2. Fortinet warns of new critical FortiManager flaw used in zero-day attacks

Fortinet has disclosed a critical vulnerability in its FortiManager API, tracked as CVE-2024-47575, which is being actively exploited in zero-day attacks. This flaw allows remote unauthenticated attackers to execute arbitrary code and steal sensitive files, including configurations and credentials for managed devices. The vulnerability has a severity rating of 9.8 out of 10. Fortinet began notifying customers about the issue on October 13, 2024, but reports indicate that some users were attacked weeks prior to these notifications. The flaw affects multiple FortiManager versions and can be mitigated by upgrading to the latest software or implementing specific security measures.

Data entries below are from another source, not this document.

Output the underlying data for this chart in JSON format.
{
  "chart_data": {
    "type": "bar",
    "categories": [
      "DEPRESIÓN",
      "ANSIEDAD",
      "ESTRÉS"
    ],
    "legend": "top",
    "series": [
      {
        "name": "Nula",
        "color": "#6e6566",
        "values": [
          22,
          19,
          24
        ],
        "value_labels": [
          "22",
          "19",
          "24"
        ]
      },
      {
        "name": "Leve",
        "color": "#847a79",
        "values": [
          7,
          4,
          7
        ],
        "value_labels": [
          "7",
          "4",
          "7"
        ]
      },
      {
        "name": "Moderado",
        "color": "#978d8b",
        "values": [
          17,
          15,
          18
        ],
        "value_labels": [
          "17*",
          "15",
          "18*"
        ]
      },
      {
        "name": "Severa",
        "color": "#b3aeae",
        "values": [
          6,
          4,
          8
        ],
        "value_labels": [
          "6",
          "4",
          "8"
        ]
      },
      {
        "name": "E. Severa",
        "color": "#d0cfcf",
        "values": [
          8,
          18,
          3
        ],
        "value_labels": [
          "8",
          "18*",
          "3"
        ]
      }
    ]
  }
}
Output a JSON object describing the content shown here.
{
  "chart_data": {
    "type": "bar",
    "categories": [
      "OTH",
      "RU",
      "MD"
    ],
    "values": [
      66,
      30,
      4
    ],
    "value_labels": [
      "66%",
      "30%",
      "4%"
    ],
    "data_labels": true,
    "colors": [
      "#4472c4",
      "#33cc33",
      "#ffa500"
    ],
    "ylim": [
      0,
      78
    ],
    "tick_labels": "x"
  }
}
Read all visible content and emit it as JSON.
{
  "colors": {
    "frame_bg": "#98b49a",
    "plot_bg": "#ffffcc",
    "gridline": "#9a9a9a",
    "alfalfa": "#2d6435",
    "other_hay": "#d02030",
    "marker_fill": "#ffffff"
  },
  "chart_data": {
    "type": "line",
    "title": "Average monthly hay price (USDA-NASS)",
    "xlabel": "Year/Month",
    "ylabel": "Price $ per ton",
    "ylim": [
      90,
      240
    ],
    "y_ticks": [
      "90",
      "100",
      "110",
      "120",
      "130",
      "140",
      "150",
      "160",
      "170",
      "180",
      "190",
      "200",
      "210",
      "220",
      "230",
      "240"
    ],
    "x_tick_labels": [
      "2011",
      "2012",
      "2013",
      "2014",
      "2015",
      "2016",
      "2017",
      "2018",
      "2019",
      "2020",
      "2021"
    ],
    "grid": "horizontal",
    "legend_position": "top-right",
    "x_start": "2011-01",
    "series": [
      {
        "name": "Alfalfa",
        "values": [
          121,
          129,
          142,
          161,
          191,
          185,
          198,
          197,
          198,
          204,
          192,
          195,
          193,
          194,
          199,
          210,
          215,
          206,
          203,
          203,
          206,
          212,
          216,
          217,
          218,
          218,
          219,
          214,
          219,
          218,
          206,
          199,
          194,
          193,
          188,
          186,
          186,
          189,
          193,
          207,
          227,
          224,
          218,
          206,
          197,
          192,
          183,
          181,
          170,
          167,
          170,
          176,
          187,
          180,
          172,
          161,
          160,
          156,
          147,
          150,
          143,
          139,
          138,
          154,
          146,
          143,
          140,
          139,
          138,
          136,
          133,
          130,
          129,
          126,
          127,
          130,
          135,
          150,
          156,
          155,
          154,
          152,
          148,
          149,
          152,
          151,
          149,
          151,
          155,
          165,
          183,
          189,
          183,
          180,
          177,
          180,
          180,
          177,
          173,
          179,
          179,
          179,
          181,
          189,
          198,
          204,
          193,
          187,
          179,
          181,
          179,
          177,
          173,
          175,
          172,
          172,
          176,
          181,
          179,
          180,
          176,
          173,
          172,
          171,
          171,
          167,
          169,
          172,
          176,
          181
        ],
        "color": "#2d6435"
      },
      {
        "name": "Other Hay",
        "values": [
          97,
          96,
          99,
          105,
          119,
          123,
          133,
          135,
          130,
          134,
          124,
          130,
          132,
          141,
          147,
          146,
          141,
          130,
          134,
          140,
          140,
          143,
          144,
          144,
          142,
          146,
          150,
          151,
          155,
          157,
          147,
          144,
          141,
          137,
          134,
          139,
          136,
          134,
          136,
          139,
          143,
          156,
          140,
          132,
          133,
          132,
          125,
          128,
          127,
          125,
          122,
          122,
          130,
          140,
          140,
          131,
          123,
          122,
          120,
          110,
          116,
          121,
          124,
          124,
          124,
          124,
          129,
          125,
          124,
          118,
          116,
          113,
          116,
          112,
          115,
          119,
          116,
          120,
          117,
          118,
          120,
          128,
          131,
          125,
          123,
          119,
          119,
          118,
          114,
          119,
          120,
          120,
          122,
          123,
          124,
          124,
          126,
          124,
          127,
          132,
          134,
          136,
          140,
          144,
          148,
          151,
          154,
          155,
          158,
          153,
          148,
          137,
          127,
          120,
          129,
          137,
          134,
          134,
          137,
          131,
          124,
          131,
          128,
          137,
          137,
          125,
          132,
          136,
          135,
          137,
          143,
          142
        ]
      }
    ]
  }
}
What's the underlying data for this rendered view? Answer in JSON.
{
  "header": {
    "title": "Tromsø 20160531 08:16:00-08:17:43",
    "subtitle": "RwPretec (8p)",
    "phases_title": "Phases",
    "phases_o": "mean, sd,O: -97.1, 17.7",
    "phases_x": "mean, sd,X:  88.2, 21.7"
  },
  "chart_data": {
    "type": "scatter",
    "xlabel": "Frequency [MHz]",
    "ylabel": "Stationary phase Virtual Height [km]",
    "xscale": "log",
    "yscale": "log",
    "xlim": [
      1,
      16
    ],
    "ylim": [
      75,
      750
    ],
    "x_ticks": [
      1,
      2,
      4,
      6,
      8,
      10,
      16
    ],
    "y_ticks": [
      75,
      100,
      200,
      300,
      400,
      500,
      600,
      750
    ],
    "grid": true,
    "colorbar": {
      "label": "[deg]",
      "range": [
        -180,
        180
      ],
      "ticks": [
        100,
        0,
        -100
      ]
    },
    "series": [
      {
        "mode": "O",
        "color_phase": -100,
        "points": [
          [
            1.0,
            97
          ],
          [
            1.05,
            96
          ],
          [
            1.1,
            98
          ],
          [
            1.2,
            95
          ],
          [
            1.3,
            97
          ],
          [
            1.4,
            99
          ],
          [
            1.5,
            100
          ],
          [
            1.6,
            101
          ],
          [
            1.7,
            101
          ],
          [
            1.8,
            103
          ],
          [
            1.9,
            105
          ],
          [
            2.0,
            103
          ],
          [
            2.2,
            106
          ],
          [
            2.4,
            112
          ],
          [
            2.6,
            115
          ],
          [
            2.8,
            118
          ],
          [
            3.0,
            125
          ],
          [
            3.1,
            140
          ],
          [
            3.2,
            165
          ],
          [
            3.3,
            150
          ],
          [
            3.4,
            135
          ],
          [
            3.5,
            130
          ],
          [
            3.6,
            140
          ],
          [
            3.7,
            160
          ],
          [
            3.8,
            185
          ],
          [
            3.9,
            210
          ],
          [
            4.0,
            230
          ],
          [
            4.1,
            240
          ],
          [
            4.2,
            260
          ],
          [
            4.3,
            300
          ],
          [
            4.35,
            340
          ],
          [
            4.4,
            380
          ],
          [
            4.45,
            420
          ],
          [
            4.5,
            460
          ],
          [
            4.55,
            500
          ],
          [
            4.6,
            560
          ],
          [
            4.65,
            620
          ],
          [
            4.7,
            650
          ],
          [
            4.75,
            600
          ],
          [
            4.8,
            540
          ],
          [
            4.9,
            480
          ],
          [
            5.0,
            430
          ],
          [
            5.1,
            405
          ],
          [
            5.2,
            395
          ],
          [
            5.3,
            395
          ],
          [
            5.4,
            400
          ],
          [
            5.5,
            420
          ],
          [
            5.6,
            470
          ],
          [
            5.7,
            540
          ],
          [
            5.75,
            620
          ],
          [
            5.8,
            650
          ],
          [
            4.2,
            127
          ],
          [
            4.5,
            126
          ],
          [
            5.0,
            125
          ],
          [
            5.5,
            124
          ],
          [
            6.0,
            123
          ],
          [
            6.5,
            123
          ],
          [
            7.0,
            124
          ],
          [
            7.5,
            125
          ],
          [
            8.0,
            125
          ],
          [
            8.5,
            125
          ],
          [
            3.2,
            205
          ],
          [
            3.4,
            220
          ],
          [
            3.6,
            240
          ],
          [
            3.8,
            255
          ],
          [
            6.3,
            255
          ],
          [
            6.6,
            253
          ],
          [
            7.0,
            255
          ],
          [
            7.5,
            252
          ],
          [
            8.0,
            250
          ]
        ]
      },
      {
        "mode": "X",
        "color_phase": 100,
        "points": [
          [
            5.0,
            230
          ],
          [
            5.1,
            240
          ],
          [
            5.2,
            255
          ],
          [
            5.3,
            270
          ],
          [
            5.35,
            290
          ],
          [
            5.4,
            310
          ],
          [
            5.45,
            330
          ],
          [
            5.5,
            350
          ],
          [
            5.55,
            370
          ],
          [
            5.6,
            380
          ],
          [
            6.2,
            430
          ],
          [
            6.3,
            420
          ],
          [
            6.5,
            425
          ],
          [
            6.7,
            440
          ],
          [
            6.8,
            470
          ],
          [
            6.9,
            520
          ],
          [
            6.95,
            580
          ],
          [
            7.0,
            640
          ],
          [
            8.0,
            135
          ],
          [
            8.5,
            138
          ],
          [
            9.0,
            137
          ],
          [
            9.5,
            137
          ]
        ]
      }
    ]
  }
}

3. Microsoft SharePoint Vuln Is Under Active Exploit

A critical vulnerability in Microsoft SharePoint is currently being actively exploited, according to security researchers. The flaw, identified as CVE-2023-36884, allows attackers to execute arbitrary code on affected systems. Microsoft has released a security advisory urging users to apply patches immediately to mitigate the risk. The vulnerability primarily affects SharePoint Server versions 2016 and 2019. Attackers can exploit it by sending specially crafted requests to vulnerable SharePoint servers, potentially leading to unauthorized access and data breaches.